João da Cruz e Sousa

Sempre a recordação daquela morta! Sempre esta dor e sempre esta saudade Que um dia pela minha mocidade Um féretro deixou, passando à porta.

Para que havia de morrer tão cedo Aquela que os meus beijos aqueceram, E para sempre eles também morreram Como o luar por entre um arvoredo.

Oh! antes como as monjas, ao exílio Ela entregasse o corpo alabastrino Do que extinguir a vida como um hino, Depois de tanto amor e sacrifício.

Oh! antes nunca eu lhe notasse o rosto, Nem a treva vital dos seus cabelos, Que não teria agora de assim vê-los Hirtos, gelados para meu desgosto.

Era a mais infeliz das criaturas Essa que amei com todos os carinhos! Nasceu, viveu só através de espinhos, No desespero atroz das amarguras.

Mas, afinal os pobres infelizes Que mais sabor podem gozar no mundo Senão o de sentir no chão profundo As convulsivas, trêmulas raízes!

Ah! corações ideais dos gondoreiros, Canções de amor, suavíssimas baladas, Falai-me das saudades afastadas Dos amantes que vivem forasteiros.

Barcarolas do além, canções dos mares, Voando como límpidas gaivotas Para longínquas amplidões remotas, Falai, dizei-me o que é que são pesares.

Vede como estas mágoas dilaceram, Rasgam d’espadas todo o nosso peito, Leito sombrio, devastado leito Onde os sonhos de amor todos se geram.

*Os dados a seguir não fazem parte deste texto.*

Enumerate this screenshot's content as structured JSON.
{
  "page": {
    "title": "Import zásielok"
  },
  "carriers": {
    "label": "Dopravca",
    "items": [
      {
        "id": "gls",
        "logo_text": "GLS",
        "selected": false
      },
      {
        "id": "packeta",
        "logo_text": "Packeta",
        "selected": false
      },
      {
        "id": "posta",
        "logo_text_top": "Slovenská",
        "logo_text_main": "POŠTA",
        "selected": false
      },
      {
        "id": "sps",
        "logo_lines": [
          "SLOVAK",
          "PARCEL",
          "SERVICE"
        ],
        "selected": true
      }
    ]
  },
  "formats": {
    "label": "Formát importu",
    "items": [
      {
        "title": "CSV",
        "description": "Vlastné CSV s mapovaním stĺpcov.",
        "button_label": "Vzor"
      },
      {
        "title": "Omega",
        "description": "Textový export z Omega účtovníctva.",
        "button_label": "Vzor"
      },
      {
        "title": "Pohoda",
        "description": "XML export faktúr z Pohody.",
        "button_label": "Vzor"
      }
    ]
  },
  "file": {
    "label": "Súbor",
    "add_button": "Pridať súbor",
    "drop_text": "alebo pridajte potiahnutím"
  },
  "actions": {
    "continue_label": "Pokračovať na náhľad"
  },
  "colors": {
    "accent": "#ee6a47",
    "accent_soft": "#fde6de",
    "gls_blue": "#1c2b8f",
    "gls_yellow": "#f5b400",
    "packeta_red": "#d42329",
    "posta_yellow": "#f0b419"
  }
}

Os colibris, todas as aves, tudo Que voa para longe dos espaços, Ah! quantos beijos soltos, oh! que abraços Tão frios já no esquecimento mudo.

Que dor que devem ter os próprios astros Perdidos pelo tédio das esferas... Quanto pranto terão as primaveras... Que saudades de outro porto os mastros!

Quanto mais eu que a dor me punge e corta, Que saudade tamanha, ah! que saudade Terei da minha triste mocidade Que foi contigo, desgraçada morta!